Where a healthcare insurance plan excluded coverage for custodial care that does not require “skilled nursing,” the district court did not err by granting summary judgment in favor of the plan when it denied coverage for claims relative to an elderly patient’s multiple, chronic conditions leading up to her death.

“[U]nder the Plan, provision of ‘care by skilled nursing personnel’ is not the equivalent of the provision of ‘skilled nursing services.’ Ms. Becker has pointed to no language in the Plan that suggests that the mere presence of ‘skilled nursing personnel’ equates with the provision of ‘skilled nursing services,’ and the Summary Plan Description suggests otherwise. Coverage under the Plan depends entirely on the type of care received, not the qualifications of the nursing staff providing that care.

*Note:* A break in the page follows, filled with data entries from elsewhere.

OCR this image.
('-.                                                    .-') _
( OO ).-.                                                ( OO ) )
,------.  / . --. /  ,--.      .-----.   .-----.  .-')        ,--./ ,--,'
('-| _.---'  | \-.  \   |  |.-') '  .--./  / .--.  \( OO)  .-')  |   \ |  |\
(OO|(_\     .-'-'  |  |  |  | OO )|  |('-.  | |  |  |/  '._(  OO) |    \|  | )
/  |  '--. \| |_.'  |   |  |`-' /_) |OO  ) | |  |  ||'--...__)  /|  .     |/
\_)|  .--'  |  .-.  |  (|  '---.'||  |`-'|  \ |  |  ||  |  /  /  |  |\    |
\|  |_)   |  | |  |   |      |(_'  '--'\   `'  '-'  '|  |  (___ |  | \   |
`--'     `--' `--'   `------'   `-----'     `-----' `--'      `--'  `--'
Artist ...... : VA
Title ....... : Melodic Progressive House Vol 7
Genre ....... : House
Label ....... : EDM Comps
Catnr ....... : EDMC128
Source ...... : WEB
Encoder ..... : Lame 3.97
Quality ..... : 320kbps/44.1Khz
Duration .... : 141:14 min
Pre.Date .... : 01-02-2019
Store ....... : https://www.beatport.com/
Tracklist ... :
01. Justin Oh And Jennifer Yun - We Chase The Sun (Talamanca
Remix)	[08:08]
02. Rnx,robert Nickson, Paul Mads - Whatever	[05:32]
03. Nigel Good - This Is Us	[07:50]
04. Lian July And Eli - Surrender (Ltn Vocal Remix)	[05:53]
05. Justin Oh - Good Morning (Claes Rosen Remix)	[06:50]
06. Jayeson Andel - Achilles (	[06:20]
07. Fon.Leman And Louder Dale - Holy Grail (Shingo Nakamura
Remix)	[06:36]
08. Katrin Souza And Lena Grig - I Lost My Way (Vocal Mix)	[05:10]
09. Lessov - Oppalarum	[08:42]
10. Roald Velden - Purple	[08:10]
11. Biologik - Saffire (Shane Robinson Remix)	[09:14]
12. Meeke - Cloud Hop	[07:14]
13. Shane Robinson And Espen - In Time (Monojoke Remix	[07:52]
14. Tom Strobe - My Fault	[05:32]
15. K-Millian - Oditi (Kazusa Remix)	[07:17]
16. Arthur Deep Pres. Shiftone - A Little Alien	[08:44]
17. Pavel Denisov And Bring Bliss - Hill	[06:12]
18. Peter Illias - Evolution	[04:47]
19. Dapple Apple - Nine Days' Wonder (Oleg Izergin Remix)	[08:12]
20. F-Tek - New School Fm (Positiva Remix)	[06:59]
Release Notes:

“Even if we assume that Ms. Becker’s medical expert employed the phrase ‘the care of skilled nursing personnel’ to mean the provision of ‘skilled nursing services,’ we would be faced with, at best, ‘a contest of competing medical opinions.’ Black v. Long Term Disability Ins., 582 F.3d 738, 745 (7th Cir. 2009). In such cases, the deferential standard of review requires that we accept ‘[the administrator’s] choice between competing medical opinions so long as it is rationally supported by record evidence.’ Id. Here, there is ample evidence to support the conclusion that Ms. Jeranek’s care at Nu-Roc did not involve the provision of care that had to ‘be furnished by or under the direct supervision of professionally trained and licensed nursing personnel,’ services that ‘require[d] specialized (professional) training,’ ‘observation and assessment’ of a patient’s medical needs or ‘supervision of a medical treatment plan involving multiple services where specialized health care knowledge must be applied in order to attain the desired medical results.’ There was more than an adequate basis for the Plan’s conclusion that the care provided was entirely custodial and domiciliary in nature.”

Affirmed.

No. 11-2624, Becker v. Chrysler LLC Health Care Benefits Plan, Eastern District of Wisconsin, Griesbach, J., Ripple, J.